Holding the child, she walked 2 kilometers along muddy mountain roads to the Wangzhou Village Center, where she waited for a bus. The bus took her to Jiangdong Township, where, after crossing a cable suspension bridge, she took another bus to Baiguo Town and the No. 2 People's Hospital of Hengshan County. There, her son received his second round of a hepatitis B vaccination.
   
Hepatitis B is widespread in China, where it is widely believed that vaccinations are the safest and most effective means of preventing the disease.
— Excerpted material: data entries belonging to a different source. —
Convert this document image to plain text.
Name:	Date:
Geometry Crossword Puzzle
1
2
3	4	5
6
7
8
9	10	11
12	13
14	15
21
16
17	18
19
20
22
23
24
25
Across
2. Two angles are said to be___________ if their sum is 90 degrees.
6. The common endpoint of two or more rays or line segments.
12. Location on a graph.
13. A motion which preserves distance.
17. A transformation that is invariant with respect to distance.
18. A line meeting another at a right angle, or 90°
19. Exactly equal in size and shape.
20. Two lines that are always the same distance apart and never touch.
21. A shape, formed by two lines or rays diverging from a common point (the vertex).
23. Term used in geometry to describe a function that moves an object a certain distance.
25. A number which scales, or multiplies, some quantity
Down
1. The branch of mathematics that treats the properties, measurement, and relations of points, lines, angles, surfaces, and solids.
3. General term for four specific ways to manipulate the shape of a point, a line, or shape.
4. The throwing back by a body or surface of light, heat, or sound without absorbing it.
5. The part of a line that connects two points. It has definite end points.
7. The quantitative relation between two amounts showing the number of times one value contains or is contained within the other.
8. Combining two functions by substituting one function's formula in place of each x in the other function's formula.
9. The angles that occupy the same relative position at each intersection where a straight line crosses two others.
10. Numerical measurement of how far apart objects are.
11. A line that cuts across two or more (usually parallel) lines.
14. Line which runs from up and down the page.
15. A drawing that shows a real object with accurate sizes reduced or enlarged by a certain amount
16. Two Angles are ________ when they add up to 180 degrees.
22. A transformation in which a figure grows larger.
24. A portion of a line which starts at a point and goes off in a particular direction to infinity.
In 1992, hepatitis B vaccinations were included in the National Immunization Program. The government began providing immunization drugs for free in 2005. As of 2013, vaccination rates for newborns exceeded 95 percent.
   
Hepatitis vaccines are administered in three shots; the first is delivered within 24 hours of birth, another follows a month later and the final shot is given six months later.
   
It was almost noon when Li and her grandson arrived at the hospital, where doctors quickly flipped through a booklet she brought called Hunan Province Children's Vaccination Certificate before giving the boy a shot. "Don't bathe him today," was the only advice they gave Li before stamping a line in the booklet labeled "hepatitis B vaccine (6 months)."
   
Li could have had the same vaccine administered in her village clinic, but since the boy was born in the County No. 2 People's Hospital, she figured that "a big hospital is better at giving shots."
   
Hengshan No. 2 People's Hospital is the second-largest comprehensive hospital in the county of more than 412,000 people, and serves the regular medical and emergency medical needs of ten surrounding towns and townships.
   
Fellow Wangzhou Village resident Wang Huifang said there is an old run-down clinic in the village, but it lacks the most basic personnel and medical equipment. "They can't even treat the simplest fever or external injury," Wang said.
   
A medical worker who lives in the village keeps records of all local children and reminds parents when to take them for immunizations.
   
The Hengshan hospital pales in comparison with more sophisticated facilities in large cities, but it is still deemed a big hospital by rural residents like Li and Wang. In its immunization office sit a refrigerator for storing drugs, an old desk and two chairs. On the walls are various health-related posters.